Mudou o conceito de privacidade?
 
A gente invadiu a privacidade, e ela está sendo demolida. Mas claro que ela se refaz. Para a privacidade poder existir, é preciso ter uma zona de segredo, algo que eu não possa exibir. Seria amedrontador um mundo onde fosse possível expor tudo. Confio muito na força da intimidade, da privacidade, do caráter secreto da vida. Não é tão fácil devassar isso. Por outro lado, existe o esforço de tornar isso uma mercadoria. Essa mercadoria se constrói à base do desespero das pessoas – e todo desespero tem a ver com a solidão que sentimos.
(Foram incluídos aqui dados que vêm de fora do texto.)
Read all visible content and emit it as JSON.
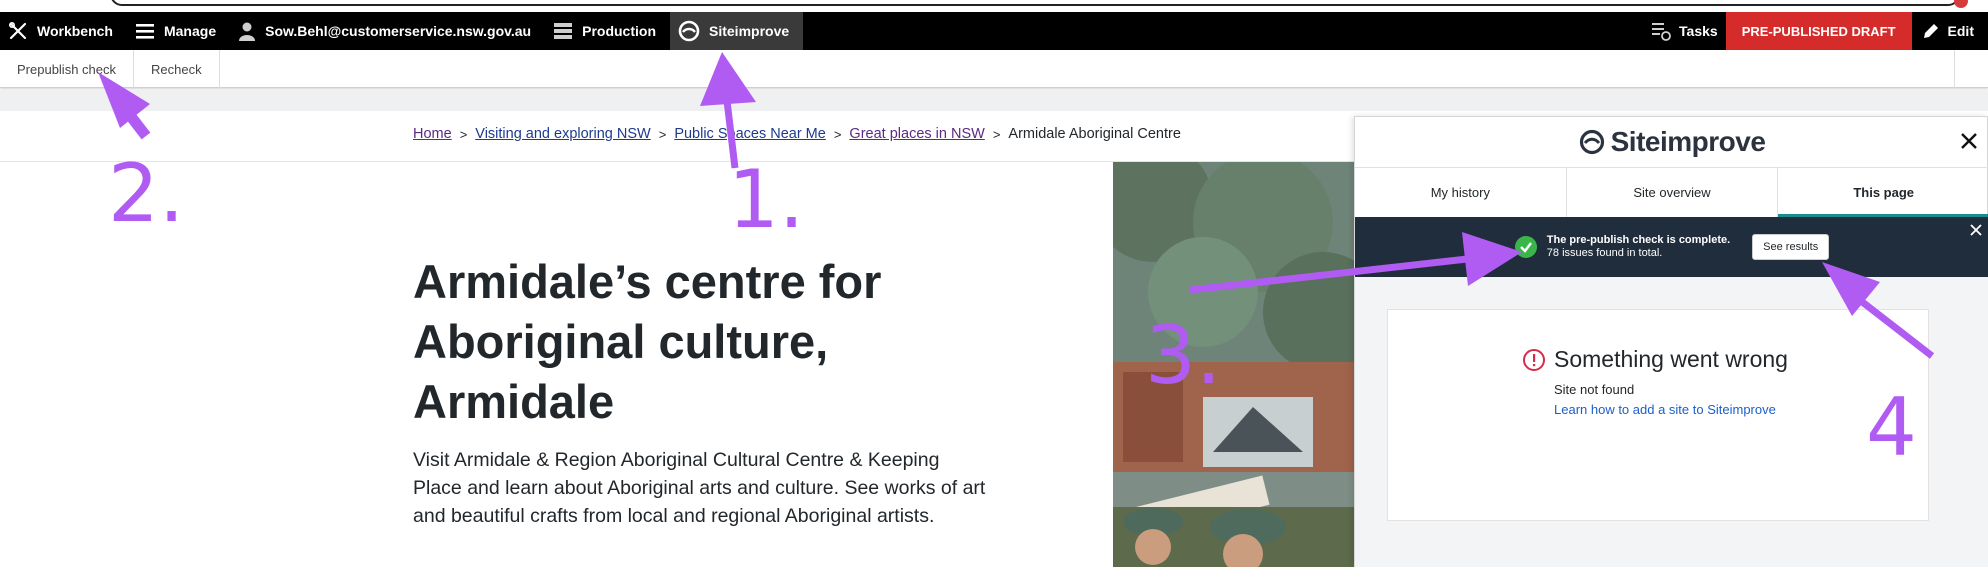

Por isso, elas ficam loucas para namorar, para casar, para ter amigos no Facebook, para ter seguidores, pois não suportam a natural solidão que todos nós temos. Podemos ter amigos, namorados, maridos, mas é bom lembrarmos que estamos sozinhos. Encontramos pessoas que combinam, compreendem e acolhem a solidão, e aí podemos partilhar a solidão um do outro.
 
Quando se fala em TV e internet, a palavra chave é “distância”. Por que as pessoas estão tão preocupadas em diminuir as distâncias?
 
Acreditamos que, eliminando a distância com o outro, estamos próximos de alguém. Essa loucura em busca de encurtar as distâncias é uma busca a fundo perdido. É uma esquizofrenia, uma histeria. O fato é que esse tipo de construção nunca me coloca em um confronto direto com o outro. Quem é o outro com quem terei um confronto radical? É meu colega de trabalho, meu parente, meu vizinho, o mendigo da rua. Esse outro é apavorante. É melhor ter um amigo na Noruega com quem eu falo no Skype do que ter que enfrentar meu filho ou o mendigo da rua.